Work has been work. No great dramas but the deadly same. I must apply for a course so I can move on when I graduate. I would love a job like Marlene’s as she can work from home, marketing her work which she wrote, then printing it off and posting to her customers.
I’m keeping the love of myself by my fortnightly injections. My thighs became too tough for the needles so we have resorted to the buttocks. My goatee is showing and my periods have completely stopped – yay!
I’m back in the sunshine after a month of mainly rain in Melbourne.
I rocked up to my Perth work and my boss said I could start tomorrow as another waiter had moved on. Lucky me.
I had a smile on my face all day as I’d seen a YouTube video of a waitress who wasn’t wearing any trousers under her apron. The shocked and fascinated customers were a joy to behold when these males noticed only a G string beneath the apron. Definitely a good way to start one’s shift.
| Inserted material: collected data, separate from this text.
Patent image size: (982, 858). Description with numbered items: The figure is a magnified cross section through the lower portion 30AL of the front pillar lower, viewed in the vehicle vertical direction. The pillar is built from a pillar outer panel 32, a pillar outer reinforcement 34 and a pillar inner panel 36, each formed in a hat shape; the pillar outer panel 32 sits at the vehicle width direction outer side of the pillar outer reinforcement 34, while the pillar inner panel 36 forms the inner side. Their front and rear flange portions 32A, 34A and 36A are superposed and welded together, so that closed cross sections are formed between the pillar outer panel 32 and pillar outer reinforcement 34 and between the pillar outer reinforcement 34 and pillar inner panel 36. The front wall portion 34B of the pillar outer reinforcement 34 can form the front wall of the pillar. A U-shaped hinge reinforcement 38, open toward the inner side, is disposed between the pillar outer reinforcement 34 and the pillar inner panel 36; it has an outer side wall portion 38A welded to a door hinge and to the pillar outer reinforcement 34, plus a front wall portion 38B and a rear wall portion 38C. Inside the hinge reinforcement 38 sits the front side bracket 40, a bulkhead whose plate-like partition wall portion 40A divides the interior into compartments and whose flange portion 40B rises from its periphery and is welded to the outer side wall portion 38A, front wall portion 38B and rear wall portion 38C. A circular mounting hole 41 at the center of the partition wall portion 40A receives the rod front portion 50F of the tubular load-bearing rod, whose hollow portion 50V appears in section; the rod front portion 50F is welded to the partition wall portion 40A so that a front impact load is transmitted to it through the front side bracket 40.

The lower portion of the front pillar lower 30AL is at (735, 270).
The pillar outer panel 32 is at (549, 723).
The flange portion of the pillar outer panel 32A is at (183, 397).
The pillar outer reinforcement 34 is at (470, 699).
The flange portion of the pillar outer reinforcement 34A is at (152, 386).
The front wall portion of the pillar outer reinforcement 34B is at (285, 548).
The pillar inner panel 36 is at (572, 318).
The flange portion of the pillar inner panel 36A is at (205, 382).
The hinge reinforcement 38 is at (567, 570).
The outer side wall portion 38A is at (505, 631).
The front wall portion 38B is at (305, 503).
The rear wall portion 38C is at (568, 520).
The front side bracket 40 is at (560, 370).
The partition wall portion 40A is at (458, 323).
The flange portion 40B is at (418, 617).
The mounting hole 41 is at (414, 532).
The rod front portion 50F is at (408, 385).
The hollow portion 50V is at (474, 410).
Now, I haven’t mentioned Marlene yet. We didn’t exactly communicate while I was away as I had little or no internet use. There was WiFi mentioned when I opened my laptop at home but I couldn’t find the router to add the password. I think my sister has it buried in her room and she hasn’t been very friendly towards me.
I was really suffering with all this rejection around me. Mum even dragged me off to our parish priest so he could talk some sense into me. As if. She thought about the nuns at my school but decided against it, instead opting to see my counsellor. I asked Mum to stay outside while I explained my journey to my school counsellor. As usual, she was most cooperative and asked to see Mum on her own. I twiddled my thumbs outside her office and got some interesting and interested looks from the girls who passed by. I must really pass, even with my two lumps out front.
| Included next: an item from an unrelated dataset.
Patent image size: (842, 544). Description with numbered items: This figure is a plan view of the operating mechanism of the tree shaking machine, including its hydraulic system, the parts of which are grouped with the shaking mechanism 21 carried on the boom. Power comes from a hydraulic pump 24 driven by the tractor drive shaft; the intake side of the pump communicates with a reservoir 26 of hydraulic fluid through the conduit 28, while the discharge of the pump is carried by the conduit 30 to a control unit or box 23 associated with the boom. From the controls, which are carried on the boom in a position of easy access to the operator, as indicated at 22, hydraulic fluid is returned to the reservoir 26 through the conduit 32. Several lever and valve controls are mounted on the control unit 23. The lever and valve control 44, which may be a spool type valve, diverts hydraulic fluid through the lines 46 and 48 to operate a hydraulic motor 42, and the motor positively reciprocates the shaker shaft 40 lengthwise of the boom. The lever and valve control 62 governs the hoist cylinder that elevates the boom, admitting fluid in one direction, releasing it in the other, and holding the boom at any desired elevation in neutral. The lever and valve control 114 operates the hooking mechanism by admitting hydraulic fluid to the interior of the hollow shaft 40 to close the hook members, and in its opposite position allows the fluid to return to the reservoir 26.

Eventually, Mum emerged and I could see she had been crying. She acted like it was her fault that I’d turned out this way. No-one can predict how our hormones in the womb are going to turn out. My brain said ‘male’ and my body said ‘female’. The only choice is being true to one’s self.
So it would be nice to hook up with Marlene again but ‘out of sight, out of mind’.
It was good while it lasted and has given me the confidence to seek out other girls in Perth or thereabouts.